Let’s execute the Laplace transformation both side of the equation!

$$ \mathcal{L}\left\{\frac{dy^{3}(x)}{dx^{3}}+5\frac{dy(x)}{dx}+8\frac{dy(x)}{dx}+4y(x)\right\} = \mathcal{L}\left\{1(x)\right\}$

$$ s^{3}Y(s)-s^{2}y(0)-sy'(0)-y''(0)+5s^{2}Y(s)-5sy(0)-5y'(0)+8sY(s)-y(0)+4Y(s)=\frac{1}{s}$

Let’s substitute the available initial conditions $
y''(0)=y'(0)=y(0)=0

$$ s^{3}Y(s)+5s^{2}Y(s)+8sY(s)+4Y(s)=\frac{1}{s}$

$$Y(s)=\frac{1}{s(s^{3}+5s^{2}+8s+4)}$

Result of the inverse Laplace transformation will give $y(x) , as the general solution:

$$ y(x)=\mathcal{L}^{-1}\left\{Y(s)\right\} = \mathcal{L}^{-1}\left\{\frac{1}{s(s^{3}+5s^{2}+8s+4)}\right\}$

First step is to find the roots of denominator:

$$ s(s^{3}+5s^{2}+8s+4)\begin{matrix} \quad \rightarrow & s_{1}=0\\ \quad \rightarrow & s^{3}+5s^{2}+8s+4=0 \end{matrix}$

One real root of the third order polynomial is $s=-1 , which means the polynomial can be expressed by fully-factored form as follow
$$s^{3}+5s^{2}+8s+4=s^{3}+s^{2}+4s^{2}+4s+4s+4 = s^{2}(s+1)+4s(s+1)+4(s+1)=(s+1)(s^{2}+4s+4)=(s+1)(s+2)^{2}$

$$y(x)=\mathcal{L}^{-1}\left\{Y(s)\right\}=\mathcal{L}^{-1}\left\{\frac{1}{s(s+1)(s+2)^{2}}\right\} = \mathcal{L}^{-1}\left\{\frac{A}{s}+\frac{B}{s+1}+\frac{C_{1}}{s+2}+\frac{C_{2}}{(s+2)^{2}}\right\}$

Next task is to determine the coefficients of the partial function
$$1=A(s+1)(s+2)^{2}+Bs(s+2)^{2}+C_{1}s(s+1)(s+2)+C_{2}s(s+1)$
Solution of this equation will give the coefficients.

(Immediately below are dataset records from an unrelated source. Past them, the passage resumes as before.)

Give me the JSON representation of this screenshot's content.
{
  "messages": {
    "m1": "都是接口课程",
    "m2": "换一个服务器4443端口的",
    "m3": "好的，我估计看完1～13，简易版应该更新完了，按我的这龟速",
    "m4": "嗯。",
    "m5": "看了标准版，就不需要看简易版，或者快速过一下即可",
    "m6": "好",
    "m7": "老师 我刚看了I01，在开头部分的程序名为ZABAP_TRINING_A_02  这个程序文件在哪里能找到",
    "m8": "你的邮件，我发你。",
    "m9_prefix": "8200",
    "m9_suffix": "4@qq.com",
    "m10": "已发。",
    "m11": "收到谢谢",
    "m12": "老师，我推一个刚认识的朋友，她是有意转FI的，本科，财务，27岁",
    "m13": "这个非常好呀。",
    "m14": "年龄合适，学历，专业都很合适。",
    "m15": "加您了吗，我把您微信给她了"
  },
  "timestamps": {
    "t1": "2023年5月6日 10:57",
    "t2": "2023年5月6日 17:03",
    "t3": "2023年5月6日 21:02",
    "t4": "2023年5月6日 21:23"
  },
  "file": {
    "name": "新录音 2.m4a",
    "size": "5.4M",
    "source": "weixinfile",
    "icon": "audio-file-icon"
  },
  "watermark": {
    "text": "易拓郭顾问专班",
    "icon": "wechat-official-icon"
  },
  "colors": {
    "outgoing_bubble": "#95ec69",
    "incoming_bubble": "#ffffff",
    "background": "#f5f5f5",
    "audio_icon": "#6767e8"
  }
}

Let’s see the following cases:
$$ \begin{matrix} s=0 & \quad & 1=A(0+1)(0+2)^{2} & \rightarrow & A=(\frac{1}{2})^{2}=\frac{1}{4}\\ s=-1 & \quad & 1=B(-1)(-1+2) & \rightarrow & B=-1\\ s=-2 & \quad & 1=C_{2}(-2)(-2+1) & \rightarrow & C_{2}=\frac{1}{2} \end{matrix}$

If $s=1 will be substituted, then $$c_{1}$ can be obtained.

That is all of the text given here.